The survey report is based on the responses of 4,070 third- and fourth-year associates at 211 participating law firms ranging from mid-sized to the highest grossing “extra large” firms.
Of those, 159 firms returned enough responses to be included in the national rankings.
Respondents rated their firms on a number of different measures, including: partner-associate relations; collegiality; quality of support staff; family-friendliness; hours and compensation; quantity of work; fairness of evaluations; firm’s prestige; and training and guidance, among others.
Varnum ranked No. 2 among all law firms in the survey and No. 1 among mid-sized firms in the survey for overall quality of life and work, with a firm-wide score of 4.35.
Ten Varnum associates participated in the survey. Scores were based on a 1-to-5 scale, with 1 being the lowest and 5 being the highest.
The firm ranked No. 1 overall on two measures: “opportunities to work with partners” and “likelihood of staying at least two years.”
It ranked No. 2 on three measures: “family-friendliness,” “benefits and compensation” and “partner-associate relationships.”
It ranked No. 3 on five measures: “collegiality,” “quantity of work assigned,” “overall rating as a place to work,” “realistic billable hours” and “how interesting work is.”
According to the survey report, all 10 firms that ranked at the top of this year’s midlevel survey scored highly in the category of partner-associate relations, and none ranked lower than 21st.

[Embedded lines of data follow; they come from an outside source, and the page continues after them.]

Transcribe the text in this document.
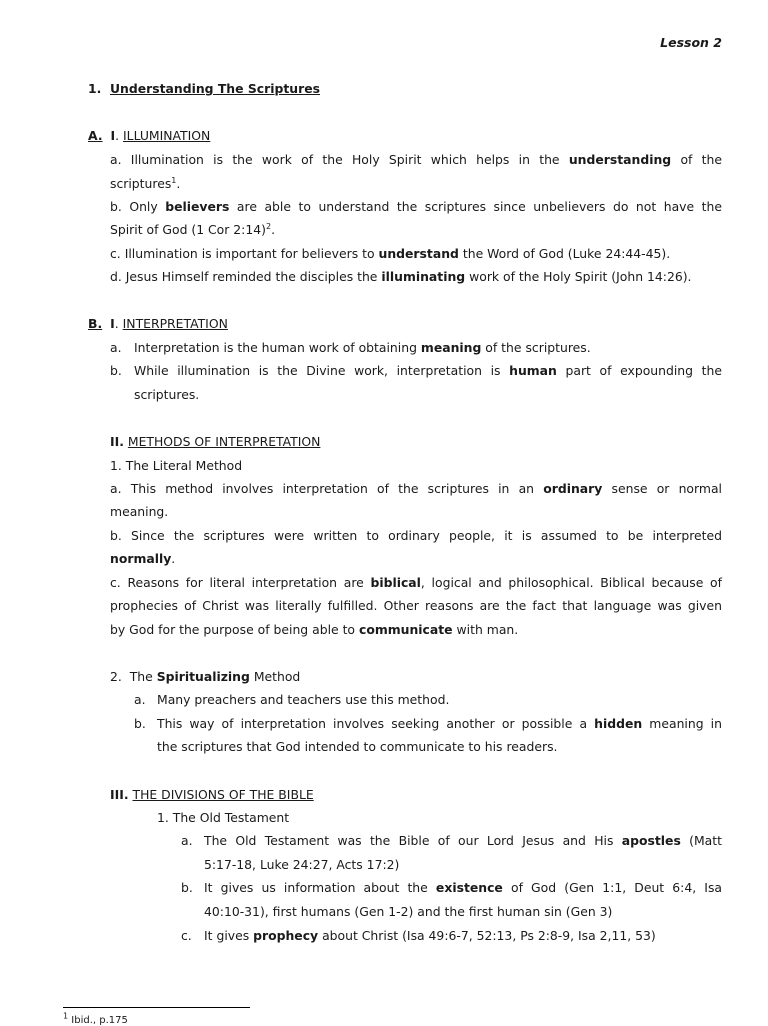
Lesson 2
1. Understanding The Scriptures
A. I. ILLUMINATION
a. Illumination is the work of the Holy Spirit which helps in the understanding of the
scriptures$^1$.
b. Only believers are able to understand the scriptures since unbelievers do not have the
Spirit of God (1 Cor 2:14)$^2$.
c. Illumination is important for believers to understand the Word of God (Luke 24:44-45).
d. Jesus Himself reminded the disciples the illuminating work of the Holy Spirit (John 14:26).
B. I. INTERPRETATION
a. Interpretation is the human work of obtaining meaning of the scriptures.
b. While illumination is the Divine work, interpretation is human part of expounding the
scriptures.
II. METHODS OF INTERPRETATION
1. The Literal Method
a. This method involves interpretation of the scriptures in an ordinary sense or normal
meaning.
b. Since the scriptures were written to ordinary people, it is assumed to be interpreted
normally.
c. Reasons for literal interpretation are biblical, logical and philosophical. Biblical because of
prophecies of Christ was literally fulfilled. Other reasons are the fact that language was given
by God for the purpose of being able to communicate with man.
2. The Spiritualizing Method
a. Many preachers and teachers use this method.
b. This way of interpretation involves seeking another or possible a hidden meaning in
the scriptures that God intended to communicate to his readers.
III. THE DIVISIONS OF THE BIBLE
1. The Old Testament
a. The Old Testament was the Bible of our Lord Jesus and His apostles (Matt
5:17-18, Luke 24:27, Acts 17:2)
b. It gives us information about the existence of God (Gen 1:1, Deut 6:4, Isa
40:10-31), first humans (Gen 1-2) and the first human sin (Gen 3)
c. It gives prophecy about Christ (Isa 49:6-7, 52:13, Ps 2:8-9, Isa 2,11, 53)
$^1$ Ibid., p.175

“Among the many aspects of associates’ jobs that we asked about, this category stood out as crucial to associate satisfaction,” the report stated.
“Baruch College research and public affairs professor Gregg van Ryzin, who performed a regression analysis of our data, identified partner relations with associates as the variable most closely related to the overall ranking, even higher than confidence in the firm’s leadership, satisfying work and family friendliness.”
Partner Jeffrey Fraser, chair of Varnum’s Associates’ Committee, said that over the last five years the firm has worked to “blur any distinctions” between partners and associates.
“Every lawyer here is entitled to information to make sure they understand what’s going on and to make sure they provide input,” he said.
He said the firm values the perspective of new associates because they’re “completely familiar with what’s new” and can help the firm implement new things, such as technology.
Varnum associate attorneys Rachel Urquhart, Kimberly Baber and Christopher Brown agree partner-associate relations are crucial to the mix.
“Working with partners is how you learn and it’s how you learn to be a good attorney,” Urquhart said.
Varnum attorneys and partners are big on including new associates on projects, even the largest of projects, Brown added.
“Even as a summer associate you get that experience, and it continues on through your career,” he said. “They really make you feel that you’re a part of the team right from the beginning.
“A lot of care is taken to make sure everybody gets the feedback and that everybody is getting the work they want. One of the things we’re recognized for is the ability to communicate well with our clients, so they bring in associates that can carry on that tradition.”
Varnum partners give a lot of recognition to everybody’s efforts, Baber added, and that recognition extends to the company’s paralegals and secretaries, as well.
The national survey also suggested that more midlevel associates are staying longer at their current law firms.
In The American Lawyer 1998 survey, 28.3 percent of respondents said they planned to stay with their firms for at least five years.
This year, 35.1 percent of respondents indicated they’re likely to stay for that length of time.
Urquhart and Brown have been Varnum associates for five years and Baber for three. Brown, in fact, originally took a job in the company’s mailroom as a way to get in on the ground floor.
From a law firm perspective, it’s very time consuming to find great people, and it’s very time consuming to replace great people, Fraser pointed out.
“We want to make sure that people coming here really have an interest in being here. Our goal is to make sure people understand what they’re here for and how we operate.
“We try very hard not to kid them about anything. We give people responsibility very early on. We want them to have great opportunities.”
Of the nine young attorneys who joined the firm in 1999 along with Urquhart and Brown, seven remain and another continues to work with Varnum on a contract basis, Urquhart noted.
All three attorneys said they share a commitment to staying put long term because they like the corporate culture and sense of camaraderie at Varnum.
“People who come to Grand Rapids kind of expect to stay for a while, and partners look at you as a long-term investment and as someone to get involved in client relationships,” Baber observed.
The firm hooks up every new associate with both a senior lawyer and an associate lawyer who serve as mentors, “so they’re learning from both ends of the perspective,” Fraser said.
Each associate has an official mentor, Brown said, but basically everybody in the firm serves as unofficial mentors.
“There are great friendships here among associates and partners,” he added.
In addition, each of the firm’s practice groups elects an “associate relations training” mentor that serves as their sounding board.
The only other Michigan law firm in The American Lawyer survey was Dykema Gossett PLLC in Detroit, which ranked 65th of 159.